The Rams could prove to become one of the most interesting stories of 2013. They featured the best record within the NFC West division, which featured two of the teams that many believed were the best in the conference last year in Seattle and San Francisco. They proved to be the team most effective at thwarting Colin Kaepernick last year, primarily because of their ability to get pressure with just four rushers.

That Rams defense was in the running last year with Arizona and Cincinnati for the most underrated unit in the league that few had seen outside their respective markets.

It will feature many of the same cast of characters, helmed up front by defensive end Chris Long and middle linebacker James Laurinaitis, and anchored on the back-end by cornerback Cortland Finnegan.

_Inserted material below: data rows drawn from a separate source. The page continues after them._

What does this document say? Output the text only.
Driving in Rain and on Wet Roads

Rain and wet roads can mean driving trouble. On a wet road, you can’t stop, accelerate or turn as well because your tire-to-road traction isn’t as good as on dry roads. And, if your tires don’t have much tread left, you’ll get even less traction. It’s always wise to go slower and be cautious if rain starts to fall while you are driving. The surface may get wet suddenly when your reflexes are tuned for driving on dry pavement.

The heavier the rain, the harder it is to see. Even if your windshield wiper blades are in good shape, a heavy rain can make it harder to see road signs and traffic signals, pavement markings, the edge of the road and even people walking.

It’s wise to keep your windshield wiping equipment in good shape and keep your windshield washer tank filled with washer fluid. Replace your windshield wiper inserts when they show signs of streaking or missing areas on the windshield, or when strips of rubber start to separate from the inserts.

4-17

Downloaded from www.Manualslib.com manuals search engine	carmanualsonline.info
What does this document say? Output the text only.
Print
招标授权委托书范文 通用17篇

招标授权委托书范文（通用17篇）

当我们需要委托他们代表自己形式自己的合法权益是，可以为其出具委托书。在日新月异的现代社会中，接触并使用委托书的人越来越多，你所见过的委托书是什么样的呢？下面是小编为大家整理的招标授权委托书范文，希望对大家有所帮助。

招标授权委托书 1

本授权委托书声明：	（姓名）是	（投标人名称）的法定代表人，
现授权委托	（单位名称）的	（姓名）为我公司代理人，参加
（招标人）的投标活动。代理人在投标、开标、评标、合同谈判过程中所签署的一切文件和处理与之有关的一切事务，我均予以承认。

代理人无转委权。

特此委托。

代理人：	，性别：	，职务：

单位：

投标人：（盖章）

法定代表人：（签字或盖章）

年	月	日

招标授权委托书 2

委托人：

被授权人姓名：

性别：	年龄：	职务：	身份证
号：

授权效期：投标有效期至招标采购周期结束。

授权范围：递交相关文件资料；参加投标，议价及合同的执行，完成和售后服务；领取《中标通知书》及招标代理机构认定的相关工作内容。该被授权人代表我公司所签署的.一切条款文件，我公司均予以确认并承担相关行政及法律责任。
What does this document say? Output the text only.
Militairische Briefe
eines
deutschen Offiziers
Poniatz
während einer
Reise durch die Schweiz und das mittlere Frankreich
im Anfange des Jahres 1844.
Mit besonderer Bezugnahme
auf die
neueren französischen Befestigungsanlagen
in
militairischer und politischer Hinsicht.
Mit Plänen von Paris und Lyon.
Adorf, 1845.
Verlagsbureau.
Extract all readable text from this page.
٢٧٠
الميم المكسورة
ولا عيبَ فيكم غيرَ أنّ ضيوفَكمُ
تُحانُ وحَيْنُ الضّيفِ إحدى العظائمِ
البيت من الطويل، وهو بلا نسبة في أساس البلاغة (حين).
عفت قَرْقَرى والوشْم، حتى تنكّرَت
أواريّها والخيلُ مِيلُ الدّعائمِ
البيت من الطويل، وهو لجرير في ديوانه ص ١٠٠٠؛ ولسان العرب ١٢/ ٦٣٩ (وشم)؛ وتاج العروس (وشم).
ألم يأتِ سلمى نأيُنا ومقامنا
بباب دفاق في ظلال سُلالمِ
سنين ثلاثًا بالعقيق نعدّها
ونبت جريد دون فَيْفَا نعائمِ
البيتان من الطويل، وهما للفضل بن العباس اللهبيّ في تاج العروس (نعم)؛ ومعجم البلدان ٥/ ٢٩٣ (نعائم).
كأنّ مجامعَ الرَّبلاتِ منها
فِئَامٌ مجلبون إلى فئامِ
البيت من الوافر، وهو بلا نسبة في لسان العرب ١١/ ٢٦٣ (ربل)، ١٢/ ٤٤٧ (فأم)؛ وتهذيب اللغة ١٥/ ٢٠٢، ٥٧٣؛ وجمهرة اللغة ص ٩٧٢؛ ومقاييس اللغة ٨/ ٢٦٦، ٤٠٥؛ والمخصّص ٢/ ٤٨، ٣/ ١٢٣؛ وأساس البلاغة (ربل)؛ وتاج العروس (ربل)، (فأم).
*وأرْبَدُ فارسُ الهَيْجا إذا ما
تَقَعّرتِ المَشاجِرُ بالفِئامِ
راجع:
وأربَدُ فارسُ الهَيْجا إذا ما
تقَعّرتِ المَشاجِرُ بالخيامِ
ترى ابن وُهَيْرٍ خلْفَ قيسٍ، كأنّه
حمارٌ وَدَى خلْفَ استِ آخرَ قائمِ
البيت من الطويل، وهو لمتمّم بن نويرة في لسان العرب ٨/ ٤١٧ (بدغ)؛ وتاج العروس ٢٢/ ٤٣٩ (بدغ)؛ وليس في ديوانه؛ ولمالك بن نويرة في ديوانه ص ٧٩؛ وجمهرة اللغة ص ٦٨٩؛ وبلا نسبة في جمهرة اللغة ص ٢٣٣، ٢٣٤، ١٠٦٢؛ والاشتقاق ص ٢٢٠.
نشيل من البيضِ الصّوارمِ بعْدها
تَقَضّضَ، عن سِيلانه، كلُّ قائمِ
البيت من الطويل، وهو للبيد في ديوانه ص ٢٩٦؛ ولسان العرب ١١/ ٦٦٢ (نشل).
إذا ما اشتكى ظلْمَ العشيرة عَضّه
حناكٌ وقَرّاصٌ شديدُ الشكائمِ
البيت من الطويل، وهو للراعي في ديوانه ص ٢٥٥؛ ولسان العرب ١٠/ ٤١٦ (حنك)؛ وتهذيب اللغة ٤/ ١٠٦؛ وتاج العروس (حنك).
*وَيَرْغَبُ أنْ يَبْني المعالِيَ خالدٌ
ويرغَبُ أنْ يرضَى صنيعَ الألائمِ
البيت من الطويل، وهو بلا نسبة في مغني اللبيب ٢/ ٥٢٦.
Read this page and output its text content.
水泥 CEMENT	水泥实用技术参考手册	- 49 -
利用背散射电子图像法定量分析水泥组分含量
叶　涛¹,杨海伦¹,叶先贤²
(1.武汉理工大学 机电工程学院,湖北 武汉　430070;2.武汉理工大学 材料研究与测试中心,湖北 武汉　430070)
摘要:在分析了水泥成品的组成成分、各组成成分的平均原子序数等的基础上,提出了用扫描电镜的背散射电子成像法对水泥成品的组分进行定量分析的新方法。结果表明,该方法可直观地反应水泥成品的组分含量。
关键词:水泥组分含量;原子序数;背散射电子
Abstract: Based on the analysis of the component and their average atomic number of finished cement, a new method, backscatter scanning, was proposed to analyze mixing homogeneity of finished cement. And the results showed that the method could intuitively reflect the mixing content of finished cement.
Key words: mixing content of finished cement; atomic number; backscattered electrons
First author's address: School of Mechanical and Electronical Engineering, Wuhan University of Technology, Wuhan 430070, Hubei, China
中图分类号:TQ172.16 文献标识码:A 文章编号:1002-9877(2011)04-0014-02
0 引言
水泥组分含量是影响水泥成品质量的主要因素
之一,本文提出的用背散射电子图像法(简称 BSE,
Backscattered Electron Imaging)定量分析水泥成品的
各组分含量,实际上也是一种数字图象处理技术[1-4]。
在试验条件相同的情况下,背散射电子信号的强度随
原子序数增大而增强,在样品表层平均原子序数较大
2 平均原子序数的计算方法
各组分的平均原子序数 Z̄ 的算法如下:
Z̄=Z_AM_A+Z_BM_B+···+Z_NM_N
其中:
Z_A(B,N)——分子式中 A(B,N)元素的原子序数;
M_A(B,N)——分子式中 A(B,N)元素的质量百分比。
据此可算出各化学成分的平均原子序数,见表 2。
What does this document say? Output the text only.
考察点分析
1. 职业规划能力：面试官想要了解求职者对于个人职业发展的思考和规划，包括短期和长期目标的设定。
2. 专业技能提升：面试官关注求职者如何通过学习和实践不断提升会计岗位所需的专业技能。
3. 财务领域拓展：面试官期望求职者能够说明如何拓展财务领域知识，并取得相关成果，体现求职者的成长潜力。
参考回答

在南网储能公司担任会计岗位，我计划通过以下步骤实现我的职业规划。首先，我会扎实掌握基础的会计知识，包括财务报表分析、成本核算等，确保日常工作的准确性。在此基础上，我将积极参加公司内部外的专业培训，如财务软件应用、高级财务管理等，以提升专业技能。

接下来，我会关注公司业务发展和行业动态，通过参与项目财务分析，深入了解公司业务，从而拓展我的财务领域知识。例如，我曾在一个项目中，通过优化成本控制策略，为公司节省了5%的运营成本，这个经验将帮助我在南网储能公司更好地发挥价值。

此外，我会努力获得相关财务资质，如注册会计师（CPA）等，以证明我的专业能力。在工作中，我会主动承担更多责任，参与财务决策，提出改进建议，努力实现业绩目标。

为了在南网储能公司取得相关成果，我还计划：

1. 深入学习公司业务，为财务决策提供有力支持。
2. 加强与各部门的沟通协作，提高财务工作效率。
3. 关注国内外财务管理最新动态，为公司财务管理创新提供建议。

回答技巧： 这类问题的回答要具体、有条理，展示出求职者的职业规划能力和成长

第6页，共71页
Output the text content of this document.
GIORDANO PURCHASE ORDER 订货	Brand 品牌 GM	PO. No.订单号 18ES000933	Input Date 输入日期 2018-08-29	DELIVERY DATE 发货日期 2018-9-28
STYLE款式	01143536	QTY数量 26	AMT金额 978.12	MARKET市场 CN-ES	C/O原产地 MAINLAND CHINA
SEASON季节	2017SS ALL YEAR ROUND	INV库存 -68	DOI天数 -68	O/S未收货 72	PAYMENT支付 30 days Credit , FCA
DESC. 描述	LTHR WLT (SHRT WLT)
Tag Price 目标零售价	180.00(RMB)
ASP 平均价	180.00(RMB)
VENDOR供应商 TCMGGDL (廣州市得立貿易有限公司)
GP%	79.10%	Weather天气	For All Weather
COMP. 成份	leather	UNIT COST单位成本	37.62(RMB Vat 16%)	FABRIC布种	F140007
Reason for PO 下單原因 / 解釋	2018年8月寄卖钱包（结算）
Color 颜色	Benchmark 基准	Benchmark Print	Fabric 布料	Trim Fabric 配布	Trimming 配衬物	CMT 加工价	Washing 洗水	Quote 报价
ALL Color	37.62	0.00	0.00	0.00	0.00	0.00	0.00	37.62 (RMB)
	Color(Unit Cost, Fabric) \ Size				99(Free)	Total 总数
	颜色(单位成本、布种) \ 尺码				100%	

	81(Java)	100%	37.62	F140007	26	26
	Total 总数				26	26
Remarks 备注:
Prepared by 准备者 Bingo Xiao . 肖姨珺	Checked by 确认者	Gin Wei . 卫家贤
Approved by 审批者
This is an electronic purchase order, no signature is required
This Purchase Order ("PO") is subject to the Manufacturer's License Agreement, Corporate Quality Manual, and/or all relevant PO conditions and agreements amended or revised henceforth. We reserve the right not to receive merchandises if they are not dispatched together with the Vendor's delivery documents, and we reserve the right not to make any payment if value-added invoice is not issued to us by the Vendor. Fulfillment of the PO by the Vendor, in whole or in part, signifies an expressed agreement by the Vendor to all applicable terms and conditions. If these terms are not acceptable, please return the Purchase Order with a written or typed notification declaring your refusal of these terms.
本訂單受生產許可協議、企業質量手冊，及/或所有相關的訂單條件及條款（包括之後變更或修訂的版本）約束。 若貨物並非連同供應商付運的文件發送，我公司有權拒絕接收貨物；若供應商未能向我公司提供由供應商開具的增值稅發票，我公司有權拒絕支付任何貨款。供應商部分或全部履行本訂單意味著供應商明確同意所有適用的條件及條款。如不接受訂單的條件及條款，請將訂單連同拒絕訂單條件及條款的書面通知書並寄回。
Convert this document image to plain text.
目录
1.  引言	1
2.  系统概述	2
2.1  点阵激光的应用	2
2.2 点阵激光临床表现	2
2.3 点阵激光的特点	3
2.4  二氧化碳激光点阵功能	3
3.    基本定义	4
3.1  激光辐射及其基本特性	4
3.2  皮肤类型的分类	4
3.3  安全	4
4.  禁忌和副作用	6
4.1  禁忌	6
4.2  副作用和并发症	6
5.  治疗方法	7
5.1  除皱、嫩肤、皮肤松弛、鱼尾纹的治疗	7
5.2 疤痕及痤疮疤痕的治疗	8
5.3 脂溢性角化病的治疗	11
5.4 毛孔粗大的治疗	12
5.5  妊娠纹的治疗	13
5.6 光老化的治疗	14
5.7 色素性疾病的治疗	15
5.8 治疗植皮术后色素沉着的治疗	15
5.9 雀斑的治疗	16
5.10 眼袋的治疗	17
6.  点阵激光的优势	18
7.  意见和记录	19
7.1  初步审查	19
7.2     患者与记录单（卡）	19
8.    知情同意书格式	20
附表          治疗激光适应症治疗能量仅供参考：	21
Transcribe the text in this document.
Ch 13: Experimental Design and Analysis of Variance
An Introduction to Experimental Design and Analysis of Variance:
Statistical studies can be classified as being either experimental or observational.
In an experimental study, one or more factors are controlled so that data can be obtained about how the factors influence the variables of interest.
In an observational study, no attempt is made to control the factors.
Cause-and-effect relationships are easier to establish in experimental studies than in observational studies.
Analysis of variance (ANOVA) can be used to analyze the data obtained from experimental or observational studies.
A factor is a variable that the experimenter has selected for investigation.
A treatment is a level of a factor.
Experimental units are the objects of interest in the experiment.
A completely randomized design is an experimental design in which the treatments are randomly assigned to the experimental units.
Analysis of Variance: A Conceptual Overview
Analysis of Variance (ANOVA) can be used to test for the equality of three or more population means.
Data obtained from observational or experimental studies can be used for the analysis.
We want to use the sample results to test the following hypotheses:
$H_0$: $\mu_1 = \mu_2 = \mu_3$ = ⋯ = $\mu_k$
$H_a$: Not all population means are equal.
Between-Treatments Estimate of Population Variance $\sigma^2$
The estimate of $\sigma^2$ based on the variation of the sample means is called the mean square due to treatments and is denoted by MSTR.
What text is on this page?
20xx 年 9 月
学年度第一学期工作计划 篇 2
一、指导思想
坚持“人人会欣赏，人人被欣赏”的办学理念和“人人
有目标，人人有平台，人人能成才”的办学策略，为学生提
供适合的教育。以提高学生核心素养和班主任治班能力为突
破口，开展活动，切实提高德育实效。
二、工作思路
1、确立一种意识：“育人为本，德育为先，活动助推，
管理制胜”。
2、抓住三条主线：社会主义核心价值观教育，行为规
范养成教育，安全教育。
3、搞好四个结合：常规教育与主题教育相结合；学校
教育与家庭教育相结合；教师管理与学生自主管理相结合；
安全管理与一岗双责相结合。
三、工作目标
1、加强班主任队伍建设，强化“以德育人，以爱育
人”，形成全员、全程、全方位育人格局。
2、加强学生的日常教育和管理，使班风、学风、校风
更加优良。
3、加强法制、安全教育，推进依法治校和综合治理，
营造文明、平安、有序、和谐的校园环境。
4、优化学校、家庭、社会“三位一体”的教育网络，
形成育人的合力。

Their biggest addition is first round linebacker Alec Ogletree, who they moved back to get when they swapped picks with the Falcons.

Ogletree is an elite linebacker prospect when it comes to his coverage potential, which was a problem area for the Rams last year with Jo-lonn Dunbar garnering too many snaps on third down akin to the Falcons own Stephen Nicholas. Ogletree’s draft stock fell due to off-field issues and questionable instincts. How quickly he can transition to the NFL and impact could have a big impact on whether the Rams defense goes from very good to elite.

They’ve had some success with players of questionable character, including cornerback Janoris Jenkins last year. Jenkins had his brilliant moments last season, taking three picks to the house, but that masked the fact that he was highly inconsistent in coverage. They’ll need him to become more consistent this year to take that next step.

If there is a major question mark for the defense it lies at the safety position where starters Craig Dahl and Quintin Mikell both departed. Mikell still remains unsigned and a possibility to return, but at this point in the summer seems unlikely. That leaves the quartet of Darian Stewart, T.J. McDonald, Matt Daniels, and Rodney McLeod competing at the position.